A l'heure où le gouvernement se réunit pour lancer les travaux de définition des priorités du futur emprunt national, le Comité Richelieu rappelle que la faiblesse majeure de l'économie française par rapport aux économies allemande et américaine est l'incapacité de ses PME à se développer. Il suggère que l'objectif de cet emprunt soit de permettre l'émergence de 2000 entreprises de stature mondiale, sur la base des PME innovantes existantes.

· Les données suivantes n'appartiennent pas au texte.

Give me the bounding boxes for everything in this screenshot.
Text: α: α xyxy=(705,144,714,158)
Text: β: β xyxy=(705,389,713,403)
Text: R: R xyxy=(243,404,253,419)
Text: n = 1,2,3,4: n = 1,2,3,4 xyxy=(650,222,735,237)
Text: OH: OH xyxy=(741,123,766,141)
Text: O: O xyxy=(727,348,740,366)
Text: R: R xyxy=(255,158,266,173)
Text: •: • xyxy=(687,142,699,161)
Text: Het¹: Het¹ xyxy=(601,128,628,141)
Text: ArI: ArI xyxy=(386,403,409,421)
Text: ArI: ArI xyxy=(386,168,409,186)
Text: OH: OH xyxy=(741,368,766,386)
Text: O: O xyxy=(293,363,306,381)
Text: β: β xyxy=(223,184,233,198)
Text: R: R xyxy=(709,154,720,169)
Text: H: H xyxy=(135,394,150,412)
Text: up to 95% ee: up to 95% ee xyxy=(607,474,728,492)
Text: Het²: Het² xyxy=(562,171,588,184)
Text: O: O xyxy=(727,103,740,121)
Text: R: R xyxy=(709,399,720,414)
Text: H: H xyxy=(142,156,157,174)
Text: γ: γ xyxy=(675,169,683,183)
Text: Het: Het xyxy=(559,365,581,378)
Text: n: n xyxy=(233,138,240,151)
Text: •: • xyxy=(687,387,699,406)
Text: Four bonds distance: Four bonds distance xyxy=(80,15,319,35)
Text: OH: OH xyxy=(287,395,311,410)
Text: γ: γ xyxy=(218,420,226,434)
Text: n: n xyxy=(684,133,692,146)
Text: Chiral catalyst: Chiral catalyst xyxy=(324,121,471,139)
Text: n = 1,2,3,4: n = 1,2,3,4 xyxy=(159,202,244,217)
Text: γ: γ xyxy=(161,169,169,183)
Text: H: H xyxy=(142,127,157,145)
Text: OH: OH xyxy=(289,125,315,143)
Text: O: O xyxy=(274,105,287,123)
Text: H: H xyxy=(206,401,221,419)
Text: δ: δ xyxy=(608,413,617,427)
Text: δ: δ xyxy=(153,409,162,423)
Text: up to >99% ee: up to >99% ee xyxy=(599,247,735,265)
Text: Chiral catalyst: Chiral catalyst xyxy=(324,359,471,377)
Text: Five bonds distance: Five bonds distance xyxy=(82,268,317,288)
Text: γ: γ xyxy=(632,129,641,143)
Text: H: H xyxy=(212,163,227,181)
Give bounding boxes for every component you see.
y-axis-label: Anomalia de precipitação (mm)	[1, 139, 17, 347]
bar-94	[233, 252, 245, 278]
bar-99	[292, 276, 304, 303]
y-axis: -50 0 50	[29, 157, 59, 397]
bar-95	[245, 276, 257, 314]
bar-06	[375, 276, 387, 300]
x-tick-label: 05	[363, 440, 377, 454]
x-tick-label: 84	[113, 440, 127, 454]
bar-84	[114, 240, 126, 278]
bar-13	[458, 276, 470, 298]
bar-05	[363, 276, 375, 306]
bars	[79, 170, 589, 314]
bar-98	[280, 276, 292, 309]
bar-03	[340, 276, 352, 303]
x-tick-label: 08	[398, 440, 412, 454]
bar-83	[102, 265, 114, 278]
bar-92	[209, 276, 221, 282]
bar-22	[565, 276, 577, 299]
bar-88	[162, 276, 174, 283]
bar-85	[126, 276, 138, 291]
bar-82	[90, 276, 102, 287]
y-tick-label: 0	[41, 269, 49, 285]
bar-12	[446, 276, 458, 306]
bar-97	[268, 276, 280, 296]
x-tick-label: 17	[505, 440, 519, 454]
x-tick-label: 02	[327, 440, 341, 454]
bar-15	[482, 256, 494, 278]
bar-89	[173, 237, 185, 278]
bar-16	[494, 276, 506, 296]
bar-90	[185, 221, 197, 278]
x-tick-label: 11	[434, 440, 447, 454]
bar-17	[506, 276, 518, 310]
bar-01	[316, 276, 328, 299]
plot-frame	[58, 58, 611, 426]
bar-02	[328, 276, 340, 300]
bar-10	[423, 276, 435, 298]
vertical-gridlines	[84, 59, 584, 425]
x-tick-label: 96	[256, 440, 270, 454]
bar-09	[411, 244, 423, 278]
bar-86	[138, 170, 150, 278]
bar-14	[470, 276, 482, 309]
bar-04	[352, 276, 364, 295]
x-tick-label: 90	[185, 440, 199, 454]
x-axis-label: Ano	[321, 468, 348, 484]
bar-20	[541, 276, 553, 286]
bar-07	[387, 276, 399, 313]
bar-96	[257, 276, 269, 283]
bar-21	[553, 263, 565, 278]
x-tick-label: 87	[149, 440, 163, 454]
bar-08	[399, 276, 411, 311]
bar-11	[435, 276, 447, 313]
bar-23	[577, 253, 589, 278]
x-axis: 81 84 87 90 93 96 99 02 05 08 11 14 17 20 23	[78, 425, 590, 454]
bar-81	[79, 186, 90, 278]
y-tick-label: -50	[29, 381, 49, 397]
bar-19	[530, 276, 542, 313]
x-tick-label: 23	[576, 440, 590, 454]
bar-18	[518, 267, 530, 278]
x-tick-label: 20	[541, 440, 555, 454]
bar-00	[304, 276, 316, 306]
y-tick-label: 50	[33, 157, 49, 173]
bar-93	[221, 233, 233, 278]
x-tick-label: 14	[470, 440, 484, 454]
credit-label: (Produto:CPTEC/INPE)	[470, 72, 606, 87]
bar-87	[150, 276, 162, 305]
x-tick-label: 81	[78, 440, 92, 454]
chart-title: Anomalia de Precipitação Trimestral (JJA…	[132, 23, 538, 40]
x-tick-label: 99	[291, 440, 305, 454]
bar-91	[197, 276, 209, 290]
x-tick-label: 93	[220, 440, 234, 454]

Concrètement, le Comité Richelieu recommande le dispositif suivant :
- Maintien du crédit d'impôt recherche et de son remboursement immédiat, au moins pour les PME
- Fusion des statuts gazelle et JEI en un nouveau statut de l'entreprise de croissance
- Orientation des aides à l'innovation vers les besoins aval : subventions pour R&D appliquée aux besoins de grands clients, prêts bonifiés pour les dépenses d'industrialisation
- Nouvel engagement des grands clients, dans un Pacte PME v2.0, incluant incitations internes à l'ouverture et respect du développement des PME partenaires
- Mise en place d'un dispositif de médiation commerciale, sur le modèle de la médiation du crédit
- Renforcement des aides financières à l'exportation pour les PME lorsqu'elles sont portées par des grands groupes
- Création de fonds d'investissement sectoriels patients
Ces nouvelles ressources financières ne doivent pas servir à refinancer des grands programmes de R&D amont. La France a des idées, il faut que les PME qui les portent puissent les appliquer et aller jusqu'au marché. C'est seulement ainsi qu'une politique d'innovation débouchera sur de la croissance et des emplois nouveaux.